Despite angering multiple judges with its inability to follow simple court orders, the NSA is back in front of a judge trying to explain yet another failure, informing U.S. District Court Judge Jeffrey White in a filing on Thursday night and another little-noticed submission last year that the agency did not preserve the content of internet communications intercepted between 2001 and 2007 under the program Bush ordered. To make matters worse, backup tapes that might have mitigated the failure were erased in 2009, 2011 and 2016, the NSA said.

“The NSA sincerely regrets its failure to prevent the deletion of this data,” NSA’s deputy director of capabilities, identified publicly as “Elizabeth B.,” wrote in a declaration filed in October. “NSA senior management is fully aware of this failure, and the Agency is committed to taking swift action to respond to the loss of this data.”

In Thursday’s update, another NSA official claimed the data was deleted during a broad, housecleaning effort aimed at making space for incoming information.

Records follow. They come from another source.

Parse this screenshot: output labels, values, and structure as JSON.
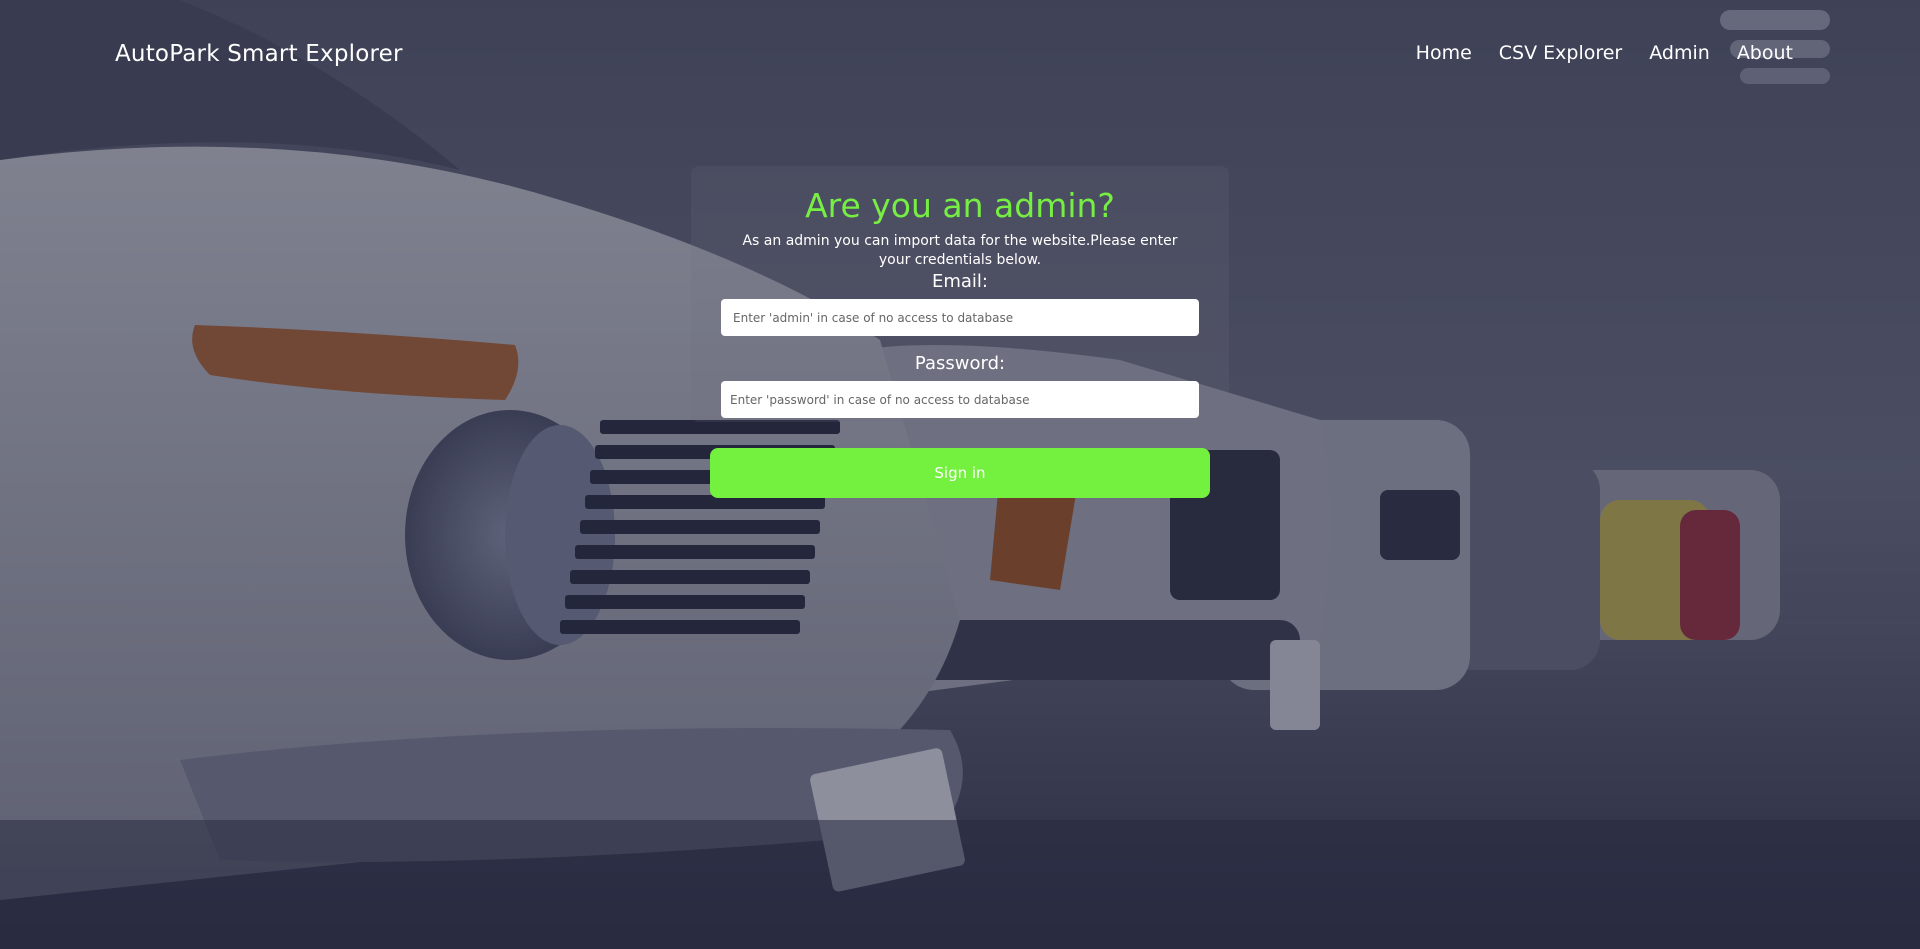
{
  "header": {
    "brand": "AutoPark Smart Explorer",
    "nav": [
      {
        "label": "Home"
      },
      {
        "label": "CSV Explorer"
      },
      {
        "label": "Admin"
      },
      {
        "label": "About"
      }
    ]
  },
  "login": {
    "title": "Are you an admin?",
    "subtitle": "As an admin you can import data for the website.Please enter your credentials below.",
    "email_label": "Email:",
    "email_placeholder": "Enter 'admin' in case of no access to database",
    "password_label": "Password:",
    "password_placeholder": "Enter 'password' in case of no access to database",
    "submit_label": "Sign in"
  },
  "colors": {
    "accent": "#74f03f",
    "title": "#77ee44",
    "overlay": "#262840"
  },
  "background": {
    "icon": "parked-cars-photo"
  }
}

“The NSA’s review to date reveals that this [Presidential Surveillance Program] Internet content data was not specifically targeted for deletion,” wrote the official, identified as “Dr. Mark O,” “but rather the PSP Internet content data matched criteria that were broadly used to delete data of a certain type … in response to mission requirements to free-up space and improve performance of the [redacted] back-up system. The NSA is still investigating how these deletions came about given the preservation obligations extant at the time. The NSA, however, has no reason to believe at this time that PSP Internet content data was specifically targeted for deletion.”

Defiance of a court order can result in civil or criminal contempt charges, as well as sanctions against the party responsible. So far, no one involved appears to have asked White to impose any punishment or sanction on the NSA over the newly disclosed episodes, although the details of what happened are still emerging.

The last legal showdown over the issue may have actually compounded the NSA’s problems. The NSA claims potential evidence wasn’t “targeted” but possibly was deleted. In other words: incidental deletion, following the NSA’s assertions possible evidence was secured and fully backed up.

In May 2014, an NSA official known as “Miriam P.” assured the court that the data was safe, writing that the NSA is “preserving magnetic/digital tapes of the Internet content intercepted under the [PSP] since the inception of the program,” and “the NSA has stored these tapes in the offices of its General Counsel.”

The agency now says, “regrettably,” that the statement “may have been only partially accurate when made.”

The latest NSA filing says the ongoing investigation indicates that officials did a “physical inspection” in 2014 to confirm the tapes’ presence in the counsel’s office storage space. However, “those tapes largely concerned metadata,” not the content of communications the NSA intercepted.

The NSA says the impact of the misstatement and the deletion on the litigation should be “limited” because it has found back-ups of some content from about four months in 2003 and because it has a larger set of metadata from 2004 to 2007. That metadata should give a strong indication of whether the plaintiffs in the suits had their communications captured by the NSA, even if the communications themselves may be lost, the filings indicate. The NSA is also using “extraordinary” efforts , it said.

The NSA is now making “extraordinary” efforts to recover the data it said wouldn’t be erased from tapes that were reused. As the Electronic Frontier Foundation (representing the plaintiff) has pointed out (repeatedly), missing evidence should be presumed to be favorable to the person asking for it to be handed over. Anything the NSA can’t come up with should bolster the plaintiff’s case. The NSA can’t plausibly argue the plaintiff was never targeted or swept up incidentally in its collections if it doesn’t have a copy of this data that shows otherwise.

The EFF has said they are waiting for the NSA to turn over data that the plaintiffs in the suits have demanded before considering next steps regarding the spy agency’s failure to maintain the records it said it was keeping.